Let ABCD be a trapezium with AB and CD being parallel. Let P and Q be points lying on AD and BC respectively, such that $\angle$APB=$\angle$CPD and $\angle$AQB=$\angle$CQD. Let E be the point of intersection of diagonals AC and BD.
Prove that point E lies on the perpendicular bisector of PQ.

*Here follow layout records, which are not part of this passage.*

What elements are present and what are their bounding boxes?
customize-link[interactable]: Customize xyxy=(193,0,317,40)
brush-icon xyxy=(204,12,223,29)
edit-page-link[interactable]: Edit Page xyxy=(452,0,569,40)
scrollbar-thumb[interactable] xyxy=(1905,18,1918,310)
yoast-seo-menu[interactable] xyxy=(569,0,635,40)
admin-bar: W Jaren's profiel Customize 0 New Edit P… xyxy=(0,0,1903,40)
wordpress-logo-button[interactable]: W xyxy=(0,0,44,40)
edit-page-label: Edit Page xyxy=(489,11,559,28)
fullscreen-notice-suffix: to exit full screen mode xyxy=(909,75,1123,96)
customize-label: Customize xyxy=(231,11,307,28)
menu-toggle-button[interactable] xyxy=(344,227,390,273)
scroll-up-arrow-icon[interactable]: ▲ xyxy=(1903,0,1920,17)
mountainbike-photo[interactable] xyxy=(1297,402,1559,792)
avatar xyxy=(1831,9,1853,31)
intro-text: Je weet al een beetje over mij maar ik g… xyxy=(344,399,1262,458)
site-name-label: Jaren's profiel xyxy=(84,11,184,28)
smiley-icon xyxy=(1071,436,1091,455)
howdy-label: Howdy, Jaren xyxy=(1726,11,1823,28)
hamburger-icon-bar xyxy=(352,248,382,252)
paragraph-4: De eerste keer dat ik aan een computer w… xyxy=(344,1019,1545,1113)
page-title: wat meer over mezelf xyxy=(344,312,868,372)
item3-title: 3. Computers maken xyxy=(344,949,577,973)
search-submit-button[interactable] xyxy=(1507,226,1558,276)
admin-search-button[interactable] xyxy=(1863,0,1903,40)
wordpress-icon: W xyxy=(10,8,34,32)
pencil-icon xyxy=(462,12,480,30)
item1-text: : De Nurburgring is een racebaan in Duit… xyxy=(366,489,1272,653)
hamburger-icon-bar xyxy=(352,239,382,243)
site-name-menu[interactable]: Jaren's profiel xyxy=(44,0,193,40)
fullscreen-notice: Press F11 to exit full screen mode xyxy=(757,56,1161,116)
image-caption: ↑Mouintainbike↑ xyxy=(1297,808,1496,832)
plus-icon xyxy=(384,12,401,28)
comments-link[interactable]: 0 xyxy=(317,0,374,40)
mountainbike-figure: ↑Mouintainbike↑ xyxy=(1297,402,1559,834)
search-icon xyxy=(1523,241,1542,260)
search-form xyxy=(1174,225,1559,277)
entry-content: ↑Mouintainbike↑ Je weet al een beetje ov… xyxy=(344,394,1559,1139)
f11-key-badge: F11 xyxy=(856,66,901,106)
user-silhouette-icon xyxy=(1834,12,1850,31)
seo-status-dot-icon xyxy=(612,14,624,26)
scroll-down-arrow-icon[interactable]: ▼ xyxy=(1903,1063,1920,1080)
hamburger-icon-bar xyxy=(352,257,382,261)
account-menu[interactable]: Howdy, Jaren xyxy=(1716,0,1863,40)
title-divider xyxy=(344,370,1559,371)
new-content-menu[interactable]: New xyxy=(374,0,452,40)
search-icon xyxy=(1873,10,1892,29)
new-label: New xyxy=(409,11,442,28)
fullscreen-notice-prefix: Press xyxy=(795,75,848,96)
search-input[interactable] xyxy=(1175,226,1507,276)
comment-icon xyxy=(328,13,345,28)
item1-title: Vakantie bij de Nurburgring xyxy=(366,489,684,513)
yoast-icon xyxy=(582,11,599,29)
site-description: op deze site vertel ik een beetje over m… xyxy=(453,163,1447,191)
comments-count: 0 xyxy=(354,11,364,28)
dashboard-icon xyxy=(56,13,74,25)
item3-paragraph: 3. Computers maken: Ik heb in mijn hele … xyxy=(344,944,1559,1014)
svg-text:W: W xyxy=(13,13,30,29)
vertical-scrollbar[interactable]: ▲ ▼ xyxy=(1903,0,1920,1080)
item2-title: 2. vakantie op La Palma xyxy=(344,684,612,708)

My idea for solving this was to prove that the triangle $\triangle$PEQ is isosceles, which would give us the thesis instantly. I've also managed to prove that angles $\angle$APB=$\angle$CPD=$\angle$AQB=$\angle$CQD, which also means that points A, B, P, Q lie on one circle, and points C, D, P, Q lie on another. I've tried to apply Stewart's Theorem but it didn't get me far. For example, if you draw a line parallel to PC going through point B we obtain an isosceles triangle with cevian AB with third vertex being K. By Stewart's Theorem and simmilar triangles $\triangle$CPD and $\triangle$BKA we have
$AB^2$=$BP^2$-AP$\times$DP$\frac{AB}{CD}$.
Like so we obtain:
$AB^2$=$AQ^2$-BQ$\times$CQ$\frac{AB}{CD}$
$CD^2$=$CP^2$-AP$\times$DP$\frac{CD}{AB}$
$CD^2$=$DQ^2$-BQ$\times$CQ$\frac{CD}{AB}$.
I've also tried applying analytical geometry but that got me nowhere.
After that I've encountered a wall. Would really appreciate help.